AUGUST 22: Sotiria Bellou (1921-1997)
On this day in 1921, the Greek singer Sotiria Bellou was born. Today, she is remembered as one of the greatest performers of the traditional rebetiko style to ever live and as one of the few celebrities of her time to live openly as a lesbian.
Although she was forced into marriage by her family in 1938, the marriage ended after Sotiria threw sulfuric acid onto her husband and spent several months in prison. After escaping her abusive husband and moving to Athens, she lived as an out lesbian (x).
The oldest of five siblings, Sotiria was born on August 22, 1921 in Halia on the island Euboia. Her grandfather was an Orthodox priest and her family was one of great wealth and prestige. She was first exposed to music in the form of Byzantine hymns heard in her grandfather’s church and she began singing at the young age of 3. As a child, Sotiria made homemade guitars out of wood and wire, but after much internal discord between her family – her conservative mother disapproving of artistic careers – it was decided that Sotiria could began studying music seriously.
Sitting in the center of a crowd with her guitar, Sotiria performs live with her band in 1948 (x).
Sotiria moved to Athens to pursue music in 1940, but in the madness of World War II, she lost touch with her family and without their financial assistance she was forced to take on menial jobs. For a while, she worked as a waitress in a rebetiko club in the Exarheia neighborhood of downtown Athens and one night after losing a bet with a customer, she was force to sing a song. Wowed by her obvious talent, an agent named Kimonas Kapetanakis signed her on the spot and introduced her to the powerful music producer Tsitsanis, with whom she recorded the first of her many 78 rpm gramophone records. Sotiria would go on to become one of the most sought-after nightclub acts in Greece and performed in some of the most popular clubs of the time such as the Rosiniol, Tzimis o Hontros, Hydra, Triana, and Falirikon.

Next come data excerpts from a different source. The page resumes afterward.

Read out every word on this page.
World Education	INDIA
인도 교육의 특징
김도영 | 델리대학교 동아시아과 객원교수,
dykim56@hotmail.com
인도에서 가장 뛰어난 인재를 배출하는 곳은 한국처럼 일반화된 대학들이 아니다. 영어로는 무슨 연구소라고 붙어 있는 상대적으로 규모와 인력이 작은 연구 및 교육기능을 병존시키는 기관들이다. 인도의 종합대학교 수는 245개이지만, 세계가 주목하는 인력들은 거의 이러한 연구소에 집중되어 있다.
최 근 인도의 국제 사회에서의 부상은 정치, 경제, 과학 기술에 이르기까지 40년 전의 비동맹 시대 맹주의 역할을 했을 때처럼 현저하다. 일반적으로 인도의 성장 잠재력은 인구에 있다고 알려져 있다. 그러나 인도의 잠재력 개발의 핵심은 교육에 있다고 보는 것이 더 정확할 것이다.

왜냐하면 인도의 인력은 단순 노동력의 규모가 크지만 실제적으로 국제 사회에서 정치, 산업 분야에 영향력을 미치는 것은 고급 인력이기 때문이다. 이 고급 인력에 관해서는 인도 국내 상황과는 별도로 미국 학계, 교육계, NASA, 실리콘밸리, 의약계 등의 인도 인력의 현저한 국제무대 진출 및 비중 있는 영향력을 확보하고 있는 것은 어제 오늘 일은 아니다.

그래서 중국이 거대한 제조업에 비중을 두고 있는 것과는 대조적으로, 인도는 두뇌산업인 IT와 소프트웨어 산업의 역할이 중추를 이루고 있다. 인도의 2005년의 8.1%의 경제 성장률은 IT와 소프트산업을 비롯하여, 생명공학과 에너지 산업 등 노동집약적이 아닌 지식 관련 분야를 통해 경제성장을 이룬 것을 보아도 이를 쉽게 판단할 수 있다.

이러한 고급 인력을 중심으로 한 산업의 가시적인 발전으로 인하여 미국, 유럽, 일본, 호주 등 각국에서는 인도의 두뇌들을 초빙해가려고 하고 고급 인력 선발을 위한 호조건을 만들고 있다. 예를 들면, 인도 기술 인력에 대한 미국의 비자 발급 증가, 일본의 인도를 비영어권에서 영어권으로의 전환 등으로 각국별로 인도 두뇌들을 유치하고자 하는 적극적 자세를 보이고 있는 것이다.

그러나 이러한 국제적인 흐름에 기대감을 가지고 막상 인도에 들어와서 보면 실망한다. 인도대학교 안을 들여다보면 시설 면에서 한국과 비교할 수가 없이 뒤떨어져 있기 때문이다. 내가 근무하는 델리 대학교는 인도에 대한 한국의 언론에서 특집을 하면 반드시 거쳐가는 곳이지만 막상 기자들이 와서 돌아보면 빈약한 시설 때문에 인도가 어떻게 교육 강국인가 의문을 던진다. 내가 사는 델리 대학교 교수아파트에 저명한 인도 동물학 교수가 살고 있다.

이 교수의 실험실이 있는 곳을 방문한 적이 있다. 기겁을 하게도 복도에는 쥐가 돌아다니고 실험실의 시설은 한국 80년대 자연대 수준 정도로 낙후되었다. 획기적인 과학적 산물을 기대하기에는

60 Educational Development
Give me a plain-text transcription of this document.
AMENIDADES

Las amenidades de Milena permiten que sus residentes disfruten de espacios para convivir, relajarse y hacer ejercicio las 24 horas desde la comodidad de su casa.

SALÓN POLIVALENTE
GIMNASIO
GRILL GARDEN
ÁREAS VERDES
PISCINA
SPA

Sotiria Bellou’s performance of “O Bohoris” in the traditional Rebetiko style.
Although she was a celebrity, Sotiria was also a hugely controversial figure. It was well-known that she had joined the Greek resistance against the Nazi occupation of World War II, had supported the leftist Greek People’s Liberation Army during the Dekemvriana (Greek Civil War), and made no effort to conceal her many lesbian love affairs. In December of 1948, Sotiria was performing at a club called Tzimis O Hontros when a group of extreme right-wing men entered the club and demanded that she perform a nationalist anthem. When Sotiria refused, the men dragged her out of the club and beat her severely. The inability of anyone else in the club to intervene on her behalf haunted her the rest of her life. Although the Greek government and many public figures were reluctant to acknowledge her fame or her artistic contributions during Sotiria’s lifetime, after her death on August 27, 1997, her discography slowly but surely came to be a staple of 20th century Greek art and culture.